Not having a strong personal connection to autism myself, I don’t think I understood prior to this project the diversity of needs that are met by this kind of space. I’m motivated and inspired by the potential of improving the everyday lives of people, not just in airports, but in many public areas that could benefit from spaces like this – grocery stores, sporting venues, museums and other cultural attractions, amusement parks, public pools and recreation facilities, and more.

Continue reading the rest of the article on AIA Pittsburgh’s website…


Additional Photos of the Project:

Jetway – From the Foyer, a visitor can choose to enter into the Family Room, or into the Airplane Experience. This hallway is meant to mimic the feeling of walking down the jetway towards an aircraft.





























Walls and ceilings are designed with acoustic enhancements to ensure that the space is shielded from concourse and exterior noise. Acoustic sliding doors help to maintain the quiet of the various spaces. Acoustic wall panels help to absorb sound in this larger space; cork acoustic wall pads also provide tactile experience and visual interest.
















The Quiet Room is a room designed for silence, which most adults with autism prefer. There are chairs and a table for those who need to do some work, as well as swiveling KI Connection Booth Privacy Chairs for those who would like to feel cocooned (photo is taken looking up through one of these chairs).

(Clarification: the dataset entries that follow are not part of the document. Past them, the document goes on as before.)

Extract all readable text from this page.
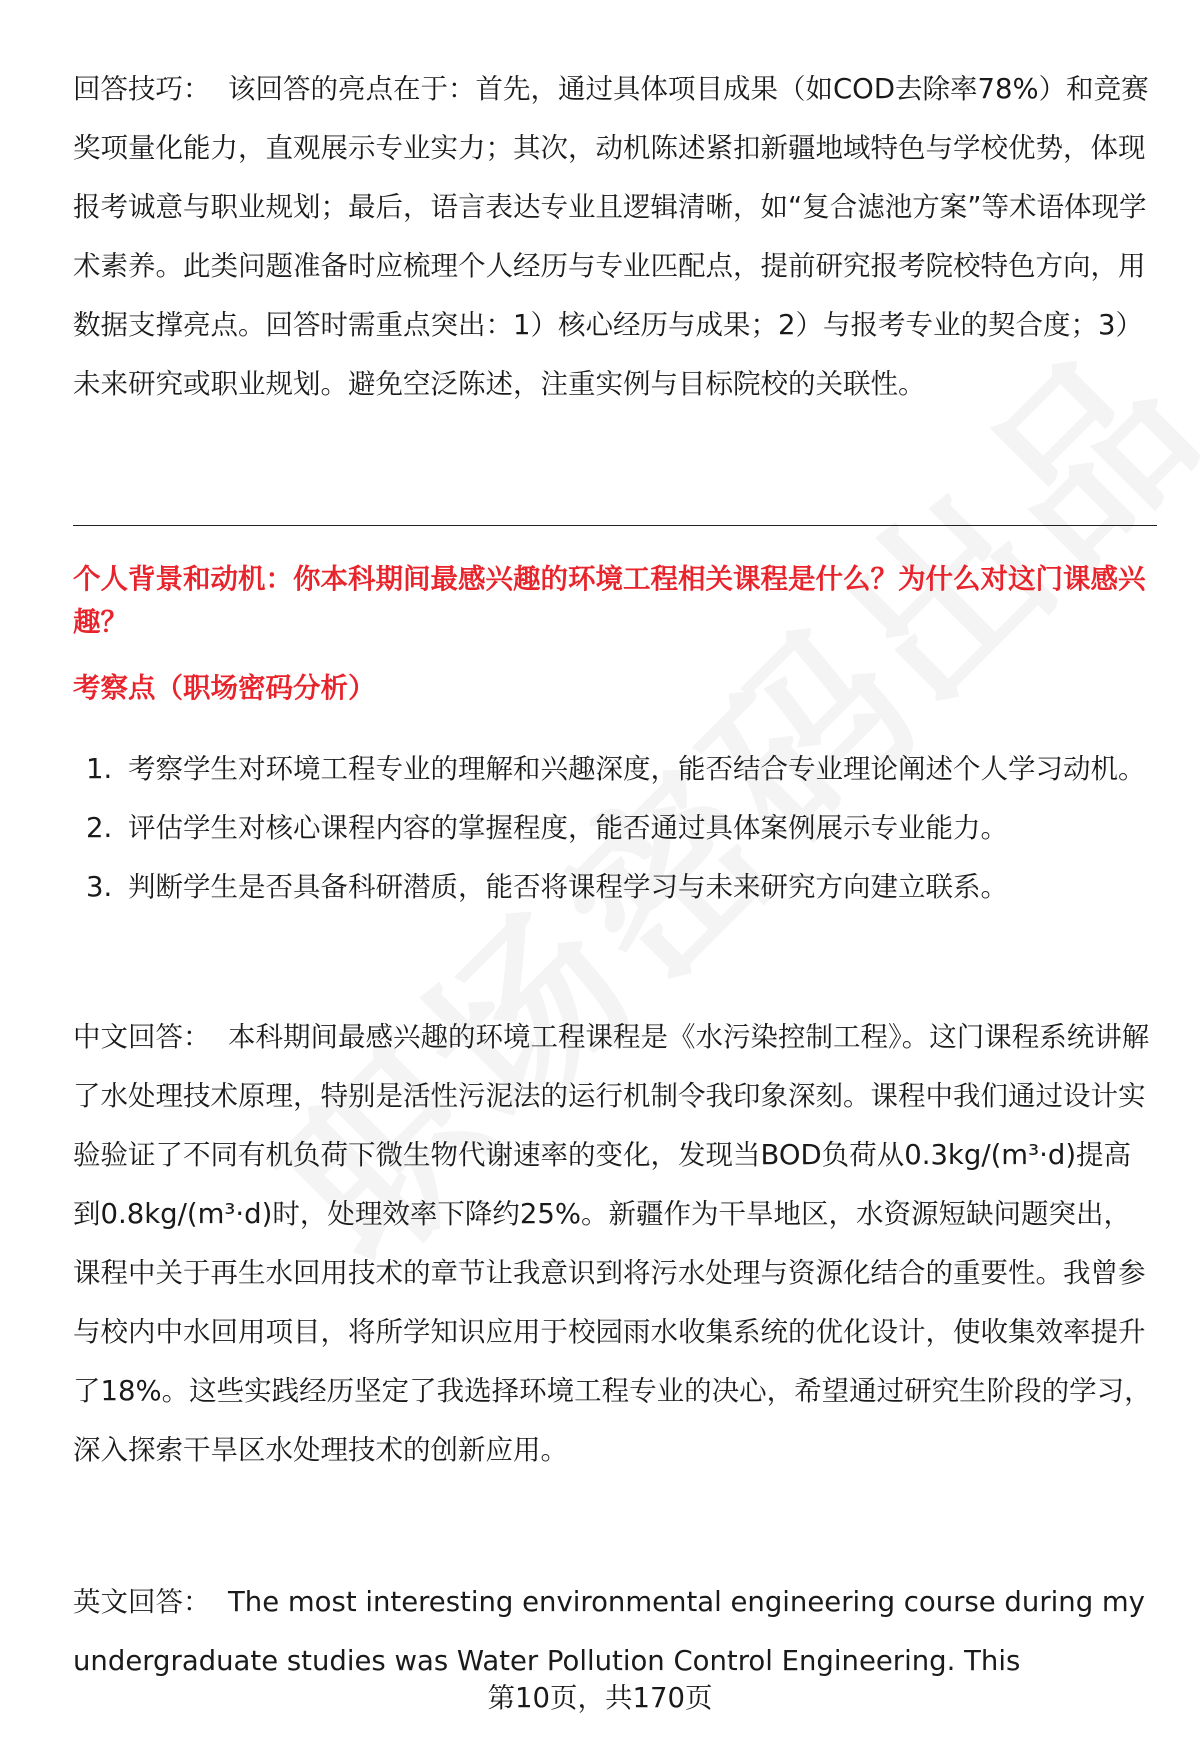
回答技巧： 该回答的亮点在于：首先，通过具体项目成果（如COD去除率78%）和竞赛奖项量化能力，直观展示专业实力；其次，动机陈述紧扣新疆地域特色与学校优势，体现报考诚意与职业规划；最后，语言表达专业且逻辑清晰，如“复合滤池方案”等术语体现学术素养。此类问题准备时应梳理个人经历与专业匹配点，提前研究报考院校特色方向，用数据支撑亮点。回答时需重点突出：1）核心经历与成果；2）与报考专业的契合度；3）未来研究或职业规划。避免空泛陈述，注重实例与目标院校的关联性。

个人背景和动机：你本科期间最感兴趣的环境工程相关课程是什么？为什么对这门课感兴趣？

考察点（职场密码分析）

1. 考察学生对环境工程专业的理解和兴趣深度，能否结合专业理论阐述个人学习动机。
2. 评估学生对核心课程内容的掌握程度，能否通过具体案例展示专业能力。
3. 判断学生是否具备科研潜质，能否将课程学习与未来研究方向建立联系。

中文回答： 本科期间最感兴趣的环境工程课程是《水污染控制工程》。这门课程系统讲解了水处理技术原理，特别是活性污泥法的运行机制令我印象深刻。课程中我们通过设计实验验证了不同有机负荷下微生物代谢速率的变化，发现当BOD负荷从0.3kg/(m³·d)提高到0.8kg/(m³·d)时，处理效率下降约25%。新疆作为干旱地区，水资源短缺问题突出，课程中关于再生水回用技术的章节让我意识到将污水处理与资源化结合的重要性。我曾参与校内中水回用项目，将所学知识应用于校园雨水收集系统的优化设计，使收集效率提升了18%。这些实践经历坚定了我选择环境工程专业的决心，希望通过研究生阶段的学习，深入探索干旱区水处理技术的创新应用。

英文回答： The most interesting environmental engineering course during my undergraduate studies was Water Pollution Control Engineering. This

第10页，共170页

Custom Sensory Support Nooks – Bubble tubes and mirrors provided by TFH USA inspired HDG’s design of the custom sensory benches. The bubble tubes provide both a soothing sound and calming visual. A hidden panel provides access to the power supplies for the bubble tubes and the fiberoptic carpet within the bench’s tunnel. You can see the inside of the bubble tube bench, where a fiberoptic carpet tunnel has twinkling lights. It is a cozy, cocooning space where one can retreat from the hectic terminal.




Jennifer Beck, AIA is a project architect at Hayes Design Group Architects. She is also a recipient of the 2019 Sho-Ping Chin Women’s Leadership Summit Grant.